Teluk Kuantan, lintasmelayu.com – "Tanah dan sungai adalah titipan leluhur, bukan milik pribadi." Petuah Melayu ini digaungkan Gubernur Riau (Gubri) Abdul Wahid dalam apel gelar pasukan Operasi PETI (Penambangan Emas Tanpa Izin) 2025 di Teluk Kuantan, Kuantan Singingi, Kamis (31/7/2025). Ia menekankan bahwa penambangan ilegal bukan sekadar pelanggaran hukum, tetapi ancaman serius bagi lingkungan, sosial, dan ekonomi Riau.
Penambangan ilegal telah mencemari sungai-sungai yang dulunya sumber kehidupan dan menggunduli hutan-hutan yang asri.

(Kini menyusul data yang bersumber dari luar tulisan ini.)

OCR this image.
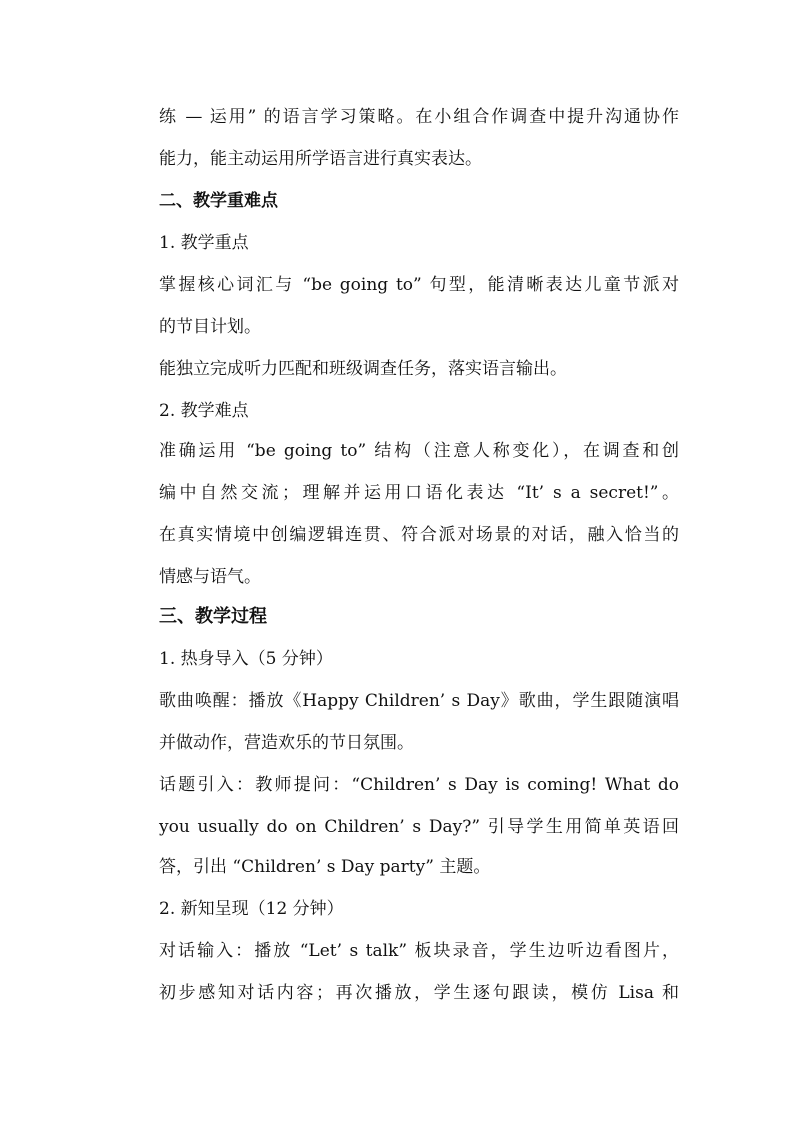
练 — 运用” 的语言学习策略。在小组合作调查中提升沟通协作
能力，能主动运用所学语言进行真实表达。
二、教学重难点
1. 教学重点
掌握核心词汇与 “be going to” 句型，能清晰表达儿童节派对
的节目计划。
能独立完成听力匹配和班级调查任务，落实语言输出。
2. 教学难点
准确运用 “be going to” 结构（注意人称变化），在调查和创
编中自然交流；理解并运用口语化表达 “It’ s a secret!”。
在真实情境中创编逻辑连贯、符合派对场景的对话，融入恰当的
情感与语气。
三、教学过程
1. 热身导入（5 分钟）
歌曲唤醒：播放《Happy Children’ s Day》歌曲，学生跟随演唱
并做动作，营造欢乐的节日氛围。
话题引入：教师提问：“Children’ s Day is coming! What do
you usually do on Children’ s Day?” 引导学生用简单英语回
答，引出 “Children’ s Day party” 主题。
2. 新知呈现（12 分钟）
对话输入：播放 “Let’ s talk” 板块录音，学生边听边看图片，
初步感知对话内容；再次播放，学生逐句跟读，模仿 Lisa 和
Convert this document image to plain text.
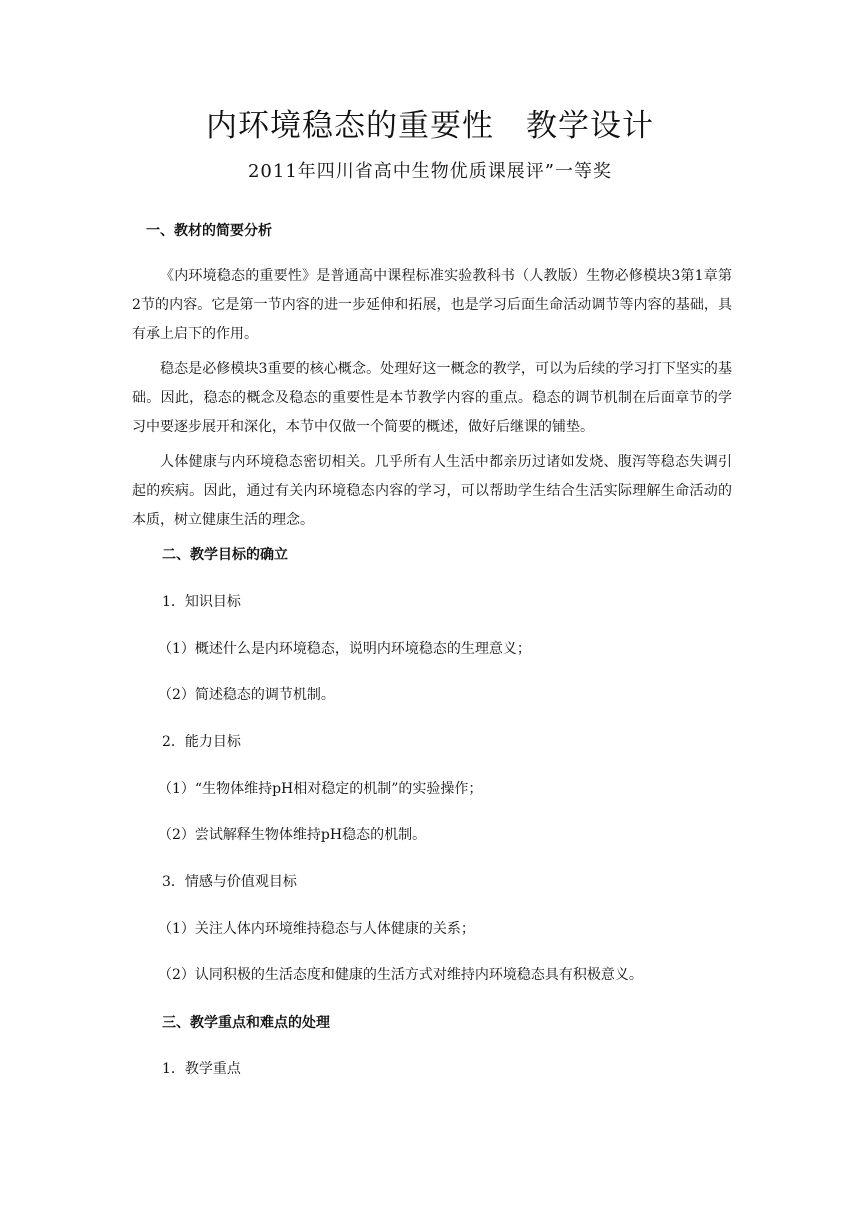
内环境稳态的重要性　教学设计
2011年四川省高中生物优质课展评”一等奖
一、教材的简要分析

《内环境稳态的重要性》是普通高中课程标准实验教科书（人教版）生物必修模块3第1章第2节的内容。它是第一节内容的进一步延伸和拓展，也是学习后面生命活动调节等内容的基础，具有承上启下的作用。

稳态是必修模块3重要的核心概念。处理好这一概念的教学，可以为后续的学习打下坚实的基础。因此，稳态的概念及稳态的重要性是本节教学内容的重点。稳态的调节机制在后面章节的学习中要逐步展开和深化，本节中仅做一个简要的概述，做好后继课的铺垫。

人体健康与内环境稳态密切相关。几乎所有人生活中都亲历过诸如发烧、腹泻等稳态失调引起的疾病。因此，通过有关内环境稳态内容的学习，可以帮助学生结合生活实际理解生命活动的本质，树立健康生活的理念。

二、教学目标的确立
1．知识目标
（1）概述什么是内环境稳态，说明内环境稳态的生理意义；
（2）简述稳态的调节机制。
2．能力目标
（1）“生物体维持pH相对稳定的机制”的实验操作；
（2）尝试解释生物体维持pH稳态的机制。
3．情感与价值观目标
（1）关注人体内环境维持稳态与人体健康的关系；
（2）认同积极的生活态度和健康的生活方式对维持内环境稳态具有积极意义。
三、教学重点和难点的处理
1．教学重点
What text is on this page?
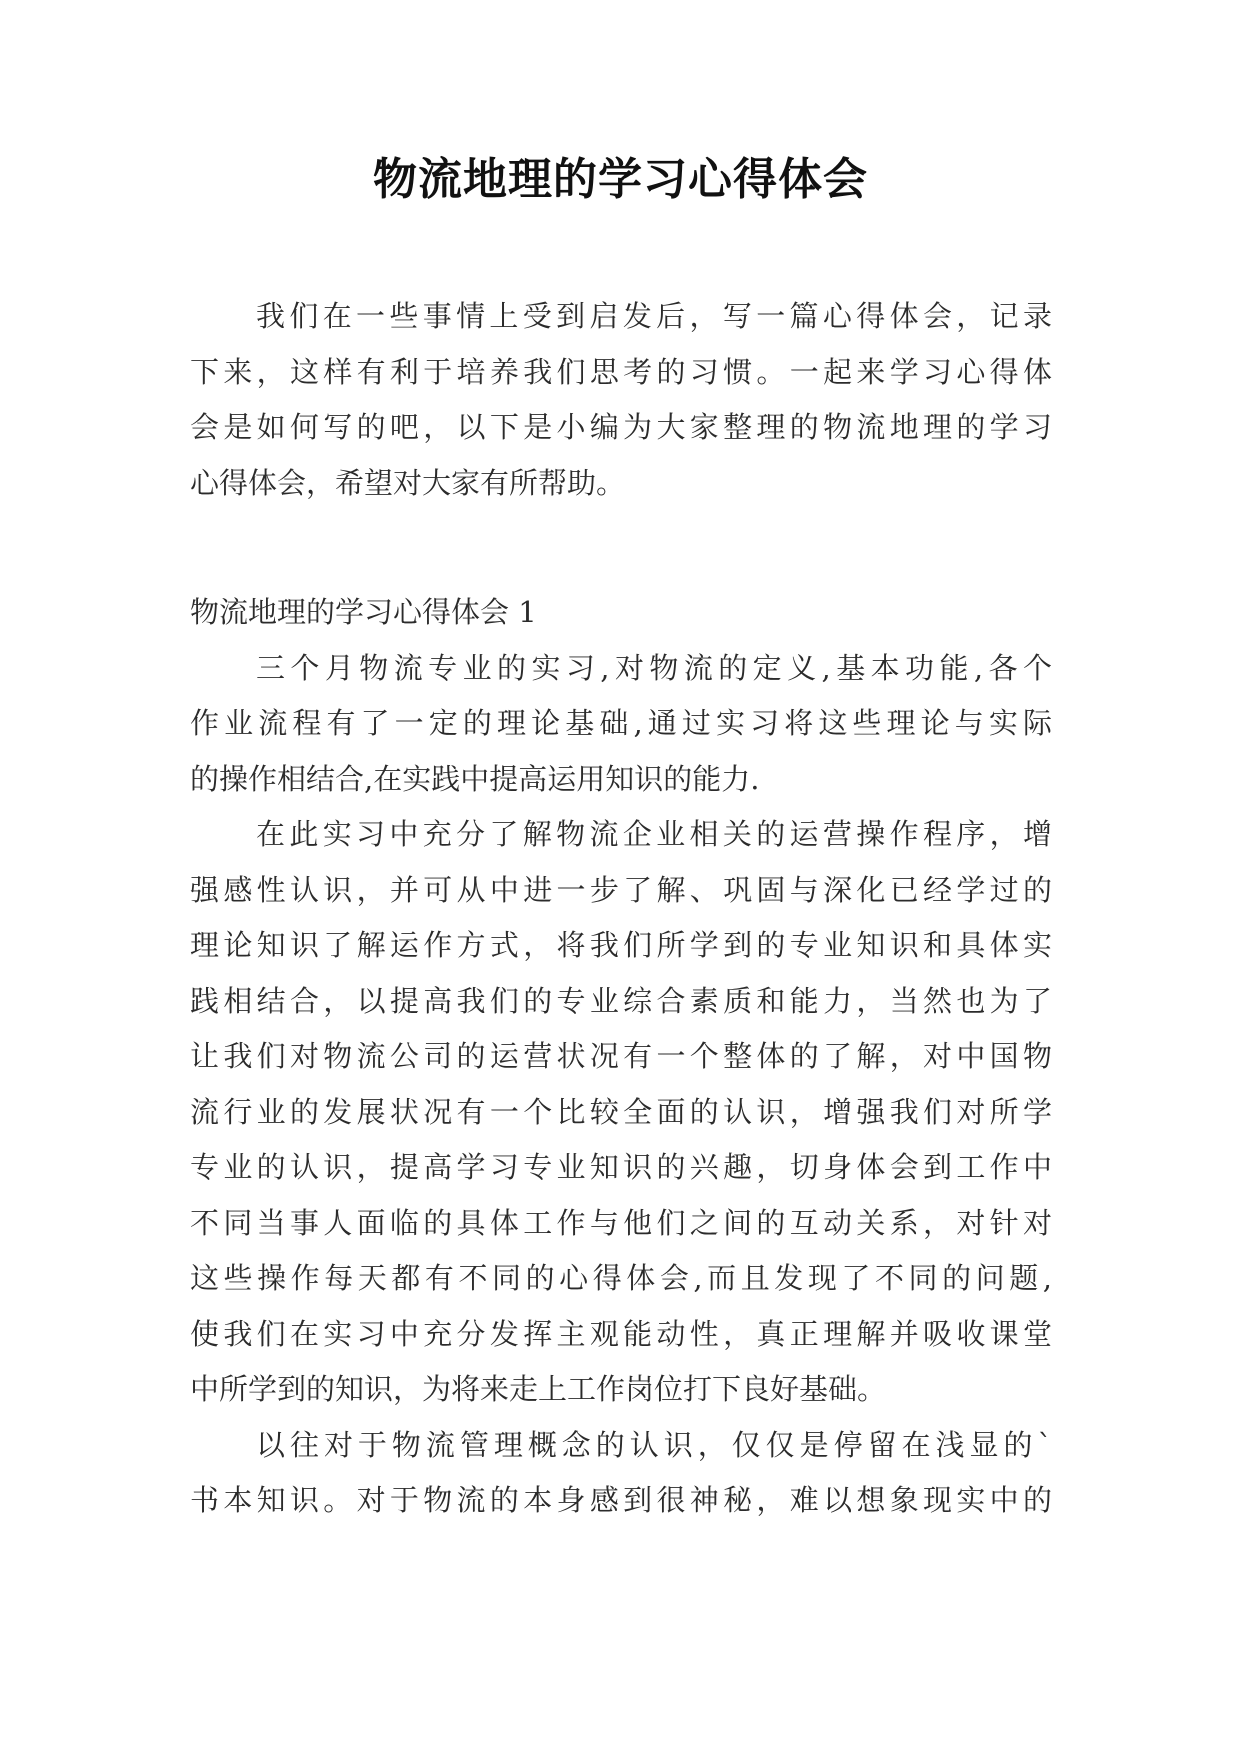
物流地理的学习心得体会
我们在一些事情上受到启发后，写一篇心得体会，记录
下来，这样有利于培养我们思考的习惯。一起来学习心得体
会是如何写的吧，以下是小编为大家整理的物流地理的学习
心得体会，希望对大家有所帮助。
物流地理的学习心得体会 1
三个月物流专业的实习,对物流的定义,基本功能,各个
作业流程有了一定的理论基础,通过实习将这些理论与实际
的操作相结合,在实践中提高运用知识的能力.
在此实习中充分了解物流企业相关的运营操作程序，增
强感性认识，并可从中进一步了解、巩固与深化已经学过的
理论知识了解运作方式，将我们所学到的专业知识和具体实
践相结合，以提高我们的专业综合素质和能力，当然也为了
让我们对物流公司的运营状况有一个整体的了解，对中国物
流行业的发展状况有一个比较全面的认识，增强我们对所学
专业的认识，提高学习专业知识的兴趣，切身体会到工作中
不同当事人面临的具体工作与他们之间的互动关系，对针对
这些操作每天都有不同的心得体会,而且发现了不同的问题,
使我们在实习中充分发挥主观能动性，真正理解并吸收课堂
中所学到的知识，为将来走上工作岗位打下良好基础。
以往对于物流管理概念的认识，仅仅是停留在浅显的`
书本知识。对于物流的本身感到很神秘，难以想象现实中的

Maka dari itu, Wahid menegaskan penanganan PETI harus terstruktur dan terukur.
"PETI telah menjadi ancaman serius terhadap lingkungan, terhadap tatanan sosial, dan terhadap masa depan ekonomi masyarakat Riau," kata Gubri Abdul Wahid.
"Tidak bisa lagi sporadis dan sementara. Kita butuh langkah yang sistematis, menyentuh akar persoalan dan memberikan solusi jangka panjang," ujarnya
Namun, ia juga menegaskan bahwa penegakan hukum saja tidak cukup. Pemerintah harus hadir dengan solusi ekonomi alternatif yang nyata dan berkelanjutan bagi masyarakat. Ini menunjukkan komitmen untuk menyeimbangkan penindakan dengan solusi bagi warga.
"Masyarakat harus diberikan pilihan yang lebih baik, yang legal, yang ramah lingkungan, dan yang dapat meningkatkan kesejahteraan," ujar Abdul Wahid.
Menurut Gubernur, kolaborasi adalah kunci utama penanganan PETI. Penanganan tidak bisa dilakukan oleh satu instansi saja. "Harus bergerak bersama. Harus membangun pembangunan berkolaborasi," katanya.
Wahid juga menyinggung pentingnya menjaga citra budaya Riau di mata dunia. "Wisata budaya yang luar biasa seperti pacu jalur dan ekowisata—maka kita tidak boleh membiarkan PETI merusak citra daerah ini sebagai negeri yang menjunjung tinggi adat dan budaya Melayu," tutupnya.